Una questione di consapevolezza, dunque, che manca anche di fronte a un malware che ci offre dei segnali di allerta mentre siamo davanti allo schermo secondo Vyas Sekar, professore ingegneria elettrica e informatica del CyLab della Carnegie Mellon University.
La sentenza degli esperti è che occorre innanzitutto formazione e informazione sui rischi informatici del voto elettronico.
Implementare il voto elettronico è più difficile di quanto pensiamo e non è detto che rappresenti il problema alla soluzione della diserzione delle urne.
E-voting: fiducia e autenticazione
Secondo altri esperti c’è anche un altro paradosso da considerare: è facile ottenere i risultati giusti con un computer, ma è difficile dimostrare che siano veramente quelli giusti (e come ci si è arrivati). Una questione fondamentale in un processo delicato come quello elettorale.
La fiducia del voto e la sua autenticità sono i due elementi da garantire se si vogliono usare sistemi elettronici per votare. Innanzitutto non deve essere possibile collegare il votante con il voto che ha espresso. Per i funzionari elettorali invece occorre prima di tutto avere la sicurezza che l’identità del votante sia correttamente individuabile e non falsificabile da un software o da una persona diversa da quella che deve esprimere il voto.
“That dual requirement is what makes it more difficult than things we do online everyday like banking and e-commerce”.

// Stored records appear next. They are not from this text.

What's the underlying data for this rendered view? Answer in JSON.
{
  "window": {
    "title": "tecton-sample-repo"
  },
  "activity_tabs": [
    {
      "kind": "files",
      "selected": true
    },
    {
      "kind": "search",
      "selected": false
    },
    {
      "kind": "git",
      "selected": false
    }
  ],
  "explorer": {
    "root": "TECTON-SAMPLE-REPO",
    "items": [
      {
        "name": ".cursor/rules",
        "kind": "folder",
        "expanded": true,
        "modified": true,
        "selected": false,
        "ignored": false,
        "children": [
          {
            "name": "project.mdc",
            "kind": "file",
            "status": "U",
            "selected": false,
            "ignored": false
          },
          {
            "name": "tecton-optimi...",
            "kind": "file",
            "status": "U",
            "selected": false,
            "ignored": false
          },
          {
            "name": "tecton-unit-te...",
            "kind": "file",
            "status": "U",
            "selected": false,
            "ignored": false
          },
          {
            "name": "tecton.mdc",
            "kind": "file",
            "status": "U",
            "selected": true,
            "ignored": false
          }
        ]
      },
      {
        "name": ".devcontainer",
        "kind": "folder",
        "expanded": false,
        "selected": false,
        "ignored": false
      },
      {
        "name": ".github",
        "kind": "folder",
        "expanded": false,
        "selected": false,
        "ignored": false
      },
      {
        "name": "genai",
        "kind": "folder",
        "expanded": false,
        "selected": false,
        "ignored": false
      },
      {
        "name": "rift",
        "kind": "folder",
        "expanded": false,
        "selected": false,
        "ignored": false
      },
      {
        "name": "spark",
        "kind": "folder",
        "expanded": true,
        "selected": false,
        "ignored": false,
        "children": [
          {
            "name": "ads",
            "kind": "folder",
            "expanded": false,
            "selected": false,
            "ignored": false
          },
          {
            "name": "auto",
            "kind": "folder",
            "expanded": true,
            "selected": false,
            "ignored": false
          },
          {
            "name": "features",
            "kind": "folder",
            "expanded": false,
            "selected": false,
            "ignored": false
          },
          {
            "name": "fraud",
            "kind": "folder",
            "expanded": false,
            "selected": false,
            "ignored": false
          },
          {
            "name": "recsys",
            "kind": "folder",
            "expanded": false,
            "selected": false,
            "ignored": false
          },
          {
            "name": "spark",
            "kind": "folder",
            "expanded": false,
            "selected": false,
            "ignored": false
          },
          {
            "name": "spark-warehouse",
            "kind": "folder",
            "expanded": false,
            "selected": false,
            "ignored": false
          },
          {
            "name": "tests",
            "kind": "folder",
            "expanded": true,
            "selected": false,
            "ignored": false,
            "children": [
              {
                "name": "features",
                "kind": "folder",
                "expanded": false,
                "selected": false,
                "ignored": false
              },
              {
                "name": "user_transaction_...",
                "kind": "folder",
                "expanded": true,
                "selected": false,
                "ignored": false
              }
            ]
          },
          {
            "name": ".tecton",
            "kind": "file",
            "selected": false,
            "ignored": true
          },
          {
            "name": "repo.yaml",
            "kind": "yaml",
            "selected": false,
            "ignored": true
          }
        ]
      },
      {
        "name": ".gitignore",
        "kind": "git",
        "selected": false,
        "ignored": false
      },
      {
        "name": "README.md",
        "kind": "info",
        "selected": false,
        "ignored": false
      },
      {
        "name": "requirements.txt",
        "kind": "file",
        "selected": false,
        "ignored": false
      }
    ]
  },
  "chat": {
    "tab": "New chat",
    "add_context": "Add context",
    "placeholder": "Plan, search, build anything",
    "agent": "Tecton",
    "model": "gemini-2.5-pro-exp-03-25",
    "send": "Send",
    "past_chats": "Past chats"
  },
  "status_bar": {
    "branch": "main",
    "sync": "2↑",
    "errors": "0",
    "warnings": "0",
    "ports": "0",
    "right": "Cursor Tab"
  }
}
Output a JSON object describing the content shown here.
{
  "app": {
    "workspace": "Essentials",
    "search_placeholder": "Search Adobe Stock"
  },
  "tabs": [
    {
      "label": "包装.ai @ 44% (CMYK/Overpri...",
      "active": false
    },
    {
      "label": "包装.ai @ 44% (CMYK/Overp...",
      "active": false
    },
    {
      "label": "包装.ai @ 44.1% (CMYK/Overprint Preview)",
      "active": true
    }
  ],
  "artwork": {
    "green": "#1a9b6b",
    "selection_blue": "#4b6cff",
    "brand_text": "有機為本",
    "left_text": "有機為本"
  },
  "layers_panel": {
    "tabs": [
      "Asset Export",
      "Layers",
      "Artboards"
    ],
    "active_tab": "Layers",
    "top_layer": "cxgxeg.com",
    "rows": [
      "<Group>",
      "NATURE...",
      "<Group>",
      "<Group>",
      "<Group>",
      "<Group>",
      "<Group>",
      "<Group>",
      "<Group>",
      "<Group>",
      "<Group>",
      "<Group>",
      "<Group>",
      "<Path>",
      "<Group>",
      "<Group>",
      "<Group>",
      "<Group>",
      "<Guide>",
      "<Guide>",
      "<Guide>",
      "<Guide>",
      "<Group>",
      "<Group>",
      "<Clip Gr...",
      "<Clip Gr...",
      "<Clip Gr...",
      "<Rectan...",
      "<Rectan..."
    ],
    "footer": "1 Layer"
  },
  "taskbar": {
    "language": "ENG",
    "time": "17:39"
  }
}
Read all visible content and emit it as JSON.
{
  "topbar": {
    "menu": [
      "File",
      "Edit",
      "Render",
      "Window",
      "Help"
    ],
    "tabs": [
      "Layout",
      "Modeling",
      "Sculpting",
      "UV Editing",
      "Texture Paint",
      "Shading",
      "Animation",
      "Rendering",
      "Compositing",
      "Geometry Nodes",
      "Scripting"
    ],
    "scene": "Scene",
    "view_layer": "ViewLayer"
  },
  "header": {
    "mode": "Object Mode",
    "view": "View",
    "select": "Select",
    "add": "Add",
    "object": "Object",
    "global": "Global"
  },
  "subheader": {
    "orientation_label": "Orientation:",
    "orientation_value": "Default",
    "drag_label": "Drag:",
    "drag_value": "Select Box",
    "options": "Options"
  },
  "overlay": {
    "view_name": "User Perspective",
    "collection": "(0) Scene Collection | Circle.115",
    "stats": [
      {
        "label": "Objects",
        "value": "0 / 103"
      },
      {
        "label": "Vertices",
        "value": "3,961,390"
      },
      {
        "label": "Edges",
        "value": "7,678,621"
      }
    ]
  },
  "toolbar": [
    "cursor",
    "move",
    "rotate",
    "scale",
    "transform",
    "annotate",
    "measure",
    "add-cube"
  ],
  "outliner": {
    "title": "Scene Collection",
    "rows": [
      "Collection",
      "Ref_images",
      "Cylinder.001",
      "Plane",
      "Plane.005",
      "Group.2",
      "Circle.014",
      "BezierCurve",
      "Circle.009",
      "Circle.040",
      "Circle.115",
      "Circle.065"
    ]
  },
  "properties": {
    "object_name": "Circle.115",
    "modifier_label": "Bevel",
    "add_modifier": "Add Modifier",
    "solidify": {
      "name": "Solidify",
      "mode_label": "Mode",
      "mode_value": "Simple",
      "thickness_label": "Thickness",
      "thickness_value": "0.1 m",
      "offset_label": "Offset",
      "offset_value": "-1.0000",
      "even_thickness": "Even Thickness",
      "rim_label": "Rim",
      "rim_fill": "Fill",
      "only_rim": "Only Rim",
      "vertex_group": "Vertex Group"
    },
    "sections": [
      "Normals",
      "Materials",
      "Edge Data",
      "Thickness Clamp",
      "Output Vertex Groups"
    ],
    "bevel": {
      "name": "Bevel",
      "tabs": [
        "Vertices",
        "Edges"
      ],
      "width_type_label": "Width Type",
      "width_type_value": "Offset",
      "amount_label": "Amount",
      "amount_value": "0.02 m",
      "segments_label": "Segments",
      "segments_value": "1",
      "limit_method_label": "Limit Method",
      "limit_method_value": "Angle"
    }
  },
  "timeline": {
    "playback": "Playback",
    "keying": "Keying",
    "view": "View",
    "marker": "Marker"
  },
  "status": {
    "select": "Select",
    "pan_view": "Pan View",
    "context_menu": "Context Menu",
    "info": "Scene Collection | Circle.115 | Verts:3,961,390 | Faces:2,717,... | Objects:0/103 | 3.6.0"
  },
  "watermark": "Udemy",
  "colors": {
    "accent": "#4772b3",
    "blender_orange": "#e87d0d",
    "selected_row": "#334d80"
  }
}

Insomma la sicurezza online è qualcosa di ancora molto lontano per poter assicurare la privacy del votante, la conferma della sua identità, e un risultato certo, qualcosa che somigli veramente al voto in una cabina elettorale dentro una scuola o un ufficio pubblico fatto con pezzi di carta. Secondo Halderman questa sicurezza è ancora di là da venire.